When I first heard that the creators of BBC’s Poldark were intending to re-interpret ‘the rape scene’ for the 2016 series I was dubious because that passage in the 1953 novel is incredibly problematic.
“Don’t. I’ll scream. Oh God, Ross”, Elizabeth protests in the source book, as the Cornish captain – enraged by her decision to accept his enemy Warleggan’s marriage proposal – barges into her home, ignores her when she rebuffs his angry advances, and then carries her upstairs to bed to treat her like “a slut” before the scene cuts, leaving the rest to our imaginations.
Some fans say it’s rape, others insist it’s ambiguous. It’s a polarising issue that was always bound to cause controversy, no matter which way the writers chose to handle it.
In the run-up to transmission the show’s creators had “discussions” with stars Aidan Turner and Heida Reed as they tried to decide the “right way” to portray what happened next. Author Winston Graham’s son, Andrew, was also consulted in his late father’s absence, to make sure the scene stayed true to the original text.
Leading man Turner has said the 2016 scene seems more “consensual”. He claims Ross doesn’t force himself on Elizabeth, describing it as “emotional unfinished business” and saying it “just seems right”.
Andrew Graham, meanwhile, argues that if you read all of his father’s novels “it becomes clear, from earlier scenes as well as from Elizabeth’s immediate reactions and later mixed emotions that what finally happened was consensual sex born of long-term love and longing”.
But having now watched the new adaptation’s take on the story, I’ve got a major problem with the description of Ross and Elizabeth’s encounter as “consensual”.
The 2016 TV adaptation omits much of the novel’s dialogue – Elizabeth doesn’t say “stop” or “no” or threaten to scream – but the characters’ physical actions suggest something dark and unsettling is happening.
Elizabeth doesn’t ask Ross into her house – he kicks the door down. When she says “not tonight” and points out that Ross shouldn’t be in her bedroom, he ignores her. When she asks him to “please leave”, he refuses. And when she pushes him away after he kisses her, he still goes in for a second attempt, only to be pushed away again.
During an argument at the foot of her bed, Elizabeth gasps “you wouldn’t dare”. Ross responds by throwing her down on the sheets, snarling that he would (and telling her she would too), then briefly pinning her arms to her sides as he gets on top of her. It’s only after that that Elizabeth indicates willingness to comply – by stroking the back of his neck and finally giving in to his advances.

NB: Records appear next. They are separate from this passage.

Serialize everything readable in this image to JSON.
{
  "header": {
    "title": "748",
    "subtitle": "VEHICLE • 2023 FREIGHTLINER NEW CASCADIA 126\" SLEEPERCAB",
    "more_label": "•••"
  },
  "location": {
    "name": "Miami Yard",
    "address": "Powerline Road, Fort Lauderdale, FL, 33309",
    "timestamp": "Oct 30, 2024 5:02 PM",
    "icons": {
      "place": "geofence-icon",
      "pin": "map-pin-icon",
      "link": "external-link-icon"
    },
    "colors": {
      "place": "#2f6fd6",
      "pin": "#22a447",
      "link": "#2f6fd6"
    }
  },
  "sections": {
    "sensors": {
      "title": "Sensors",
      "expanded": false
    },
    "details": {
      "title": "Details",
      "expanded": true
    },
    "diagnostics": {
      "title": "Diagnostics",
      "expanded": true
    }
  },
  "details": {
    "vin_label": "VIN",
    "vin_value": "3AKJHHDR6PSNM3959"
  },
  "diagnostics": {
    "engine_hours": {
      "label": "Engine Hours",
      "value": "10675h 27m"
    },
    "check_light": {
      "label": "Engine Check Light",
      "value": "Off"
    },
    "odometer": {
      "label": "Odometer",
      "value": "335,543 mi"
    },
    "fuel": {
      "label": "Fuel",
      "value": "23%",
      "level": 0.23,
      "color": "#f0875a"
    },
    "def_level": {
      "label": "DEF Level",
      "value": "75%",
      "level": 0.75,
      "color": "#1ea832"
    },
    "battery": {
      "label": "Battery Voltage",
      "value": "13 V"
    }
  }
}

Can we honestly just call that “consensual sex born of long-term love and longing”? Is it not brimming with shades of grey? And could it not also be interpreted as sex born of pressure, exerted by a controlling partner who wanted someone to submit to his will?

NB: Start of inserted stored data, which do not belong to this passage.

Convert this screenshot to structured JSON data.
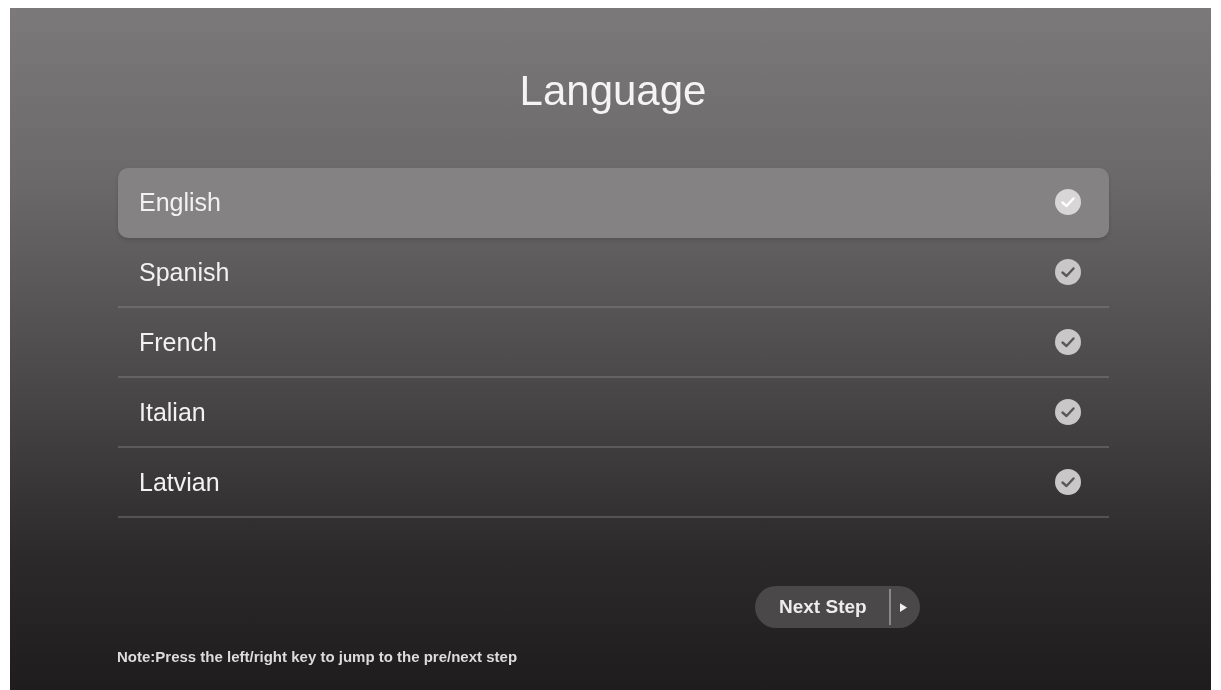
{
  "title": "Language",
  "languages": [
    {
      "label": "English",
      "selected": true
    },
    {
      "label": "Spanish",
      "selected": false
    },
    {
      "label": "French",
      "selected": false
    },
    {
      "label": "Italian",
      "selected": false
    },
    {
      "label": "Latvian",
      "selected": false
    }
  ],
  "next_button": {
    "label": "Next Step"
  },
  "note": "Note:Press the left/right key to jump to the pre/next step"
}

Elizabeth never actually says the word “no”, but she never actually says the word “yes” either. She does, however, repeatedly push Ross away and ask him to leave, a request which he completely ignores.
If a friend told you that someone – even their own partner – had treated them in the same way as Ross Poldark treated Elizabeth would you feel comfortable about what had happened? Would you have been comfortable if it was happening to you?
Non-consensual sex isn’t merely the preserve of deviants and creepy villains. Swoon-worthy heroes on horseback and loving partners have the capacity to force the issue too.
Consent and coercion are two very different things, and I’d argue that Ross and Elizabeth’s ‘tryst’ features behaviour that’s less of the former and more of the latter.
Gillian Anderson’s Stella Gibson put it best in an incredibly powerful speech about consent during the opening episode of the new series of BBC2 crime drama The Fall.
Just because someone doesn’t fight or run, it doesn’t mean that what has happened is acceptable – and that’s why I find the term “consensual” a completely inappropriate one to use when it comes to this scene.
Poldark writer Debbie Horsfield got it spot on when she said the scene would feature some degree of ambiguity, and it’s undeniable that one interpretation is that it is an aggressively coercive and manipulative series of events. Calling it “right” or “consensual”, and particularly showing Elizabeth’s resistance turning into enjoyment, risks sending a potentially dangerous message via primetime Sunday night TV to anyone on either side of such an encounter in real life.
Is it really OK that you were pressured into something if you went along with it in the end? Is it really OK to pressure someone who refuses you initially, but eventually gives in?
Does no only mean no when someone actually says it? Or do actions speak as loudly – if not louder – than words?